The framework of the Study Circle is intersectional and open to multiple approaches and methodologies in humanities, social sciences and from the practicing field. The overarching intention of our three-year Study Circle is to contribute in particular to the fields of digital and environmental violence.

What is a trace?

A trace is defined as the outcome of our Study Circle’s activities in the Summer Session 2020. A trace is documented and can be archived or presented as a form of evidence. A trace can have a variety of formats: it can be an article written or co-written by you or a discussion held among our Circle’s members; it can be a virtual meet-up or a localised interdisciplinary micro meet-up between members of different circles in a form that is permitted; an online podcast or interviews. The format is not restricted in any way. As the Cricle’s coordinators we will evaluate the potential outcome, creative and academic contribution, quality and shareability of the proposed traces.
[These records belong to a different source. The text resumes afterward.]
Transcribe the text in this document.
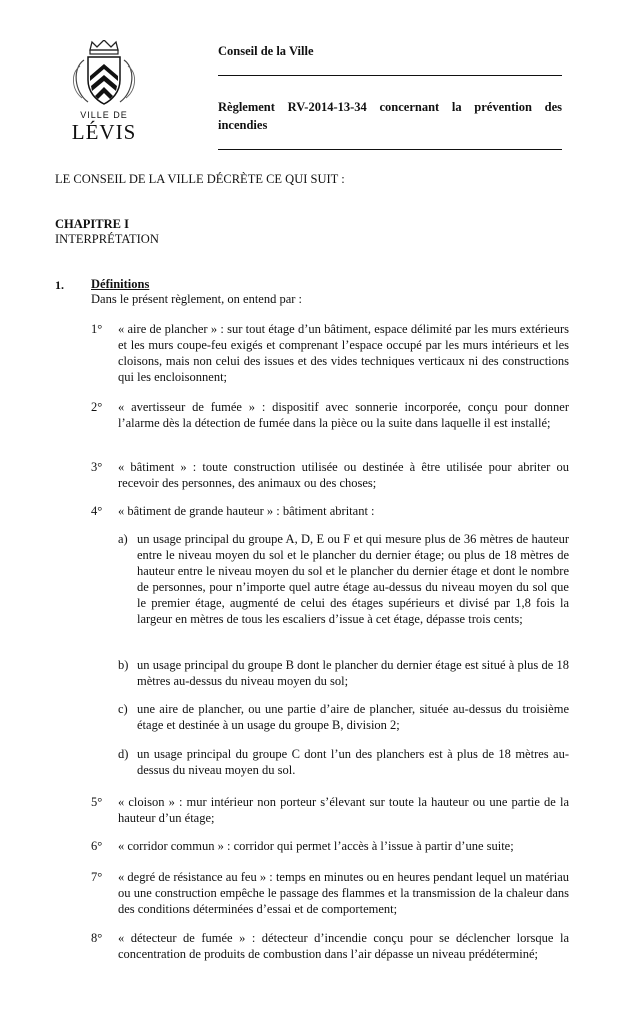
VILLE DE
LÉVIS
Conseil de la Ville
Règlement RV-2014-13-34 concernant la prévention des incendies
LE CONSEIL DE LA VILLE DÉCRÈTE CE QUI SUIT :
CHAPITRE I
INTERPRÉTATION
1. Définitions
Dans le présent règlement, on entend par :
1° « aire de plancher » : sur tout étage d’un bâtiment, espace délimité par les murs extérieurs et les murs coupe-feu exigés et comprenant l’espace occupé par les murs intérieurs et les cloisons, mais non celui des issues et des vides techniques verticaux ni des constructions qui les encloisonnent;
2° « avertisseur de fumée » : dispositif avec sonnerie incorporée, conçu pour donner l’alarme dès la détection de fumée dans la pièce ou la suite dans laquelle il est installé;
3° « bâtiment » : toute construction utilisée ou destinée à être utilisée pour abriter ou recevoir des personnes, des animaux ou des choses;
4° « bâtiment de grande hauteur » : bâtiment abritant :
a) un usage principal du groupe A, D, E ou F et qui mesure plus de 36 mètres de hauteur entre le niveau moyen du sol et le plancher du dernier étage; ou plus de 18 mètres de hauteur entre le niveau moyen du sol et le plancher du dernier étage et dont le nombre de personnes, pour n’importe quel autre étage au-dessus du niveau moyen du sol que le premier étage, augmenté de celui des étages supérieurs et divisé par 1,8 fois la largeur en mètres de tous les escaliers d’issue à cet étage, dépasse trois cents;
b) un usage principal du groupe B dont le plancher du dernier étage est situé à plus de 18 mètres au-dessus du niveau moyen du sol;
c) une aire de plancher, ou une partie d’aire de plancher, située au-dessus du troisième étage et destinée à un usage du groupe B, division 2;
d) un usage principal du groupe C dont l’un des planchers est à plus de 18 mètres au-dessus du niveau moyen du sol.
5° « cloison » : mur intérieur non porteur s’élevant sur toute la hauteur ou une partie de la hauteur d’un étage;
6° « corridor commun » : corridor qui permet l’accès à l’issue à partir d’une suite;
7° « degré de résistance au feu » : temps en minutes ou en heures pendant lequel un matériau ou une construction empêche le passage des flammes et la transmission de la chaleur dans des conditions déterminées d’essai et de comportement;
8° « détecteur de fumée » : détecteur d’incendie conçu pour se déclencher lorsque la concentration de produits de combustion dans l’air dépasse un niveau prédéterminé;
The Board of NSU has defined the following guidelines for the shortlisting of the proposed Traces:

·      produced by a single individual or group of participants;

·      sharable and open to all during the Summer Session time frame;

·      fitting to NSU’s overall goals, aims and vision;

·      related to the Circle’s theme;

·      created in its main language English or a Scandinavian or Baltic language;

·      those who make a trace must be members of NSU (pay membership fee) & participate in the democratic forum of NSU (may become a delegate for the General Assembly meeting);

·      the team or the individual creating a trace needs to provide some promotion material considered as an INVITATION to the trace, before the Summer Session with an image & description of 200-500 words;

·      those who make a trace need to provide a brief report of the trace to their coordinator (form to be provided by NSU, including number of participants, goals, etc.) after the trace has been produced.

As always, NSU is particularly interested in supporting people who are at the outskirts of the Nordic region – the Baltic and West-Nordic communities as well as those with special needs. So please inform us if your application for a Trace grant falls under the regional support or if the pandemic has had particular financial consequences to you. 

Please send proposals for traces (200-500 words and an image, if appropriate) with a title and a short biographical statement (100 words) to narrativeandviolence@gmail.com by 31st May 2020.

This is also the deadline for the application for grants of up to 7000.00 DKK per trace.

Authors of accepted traces will be contacted after 15th June 2020.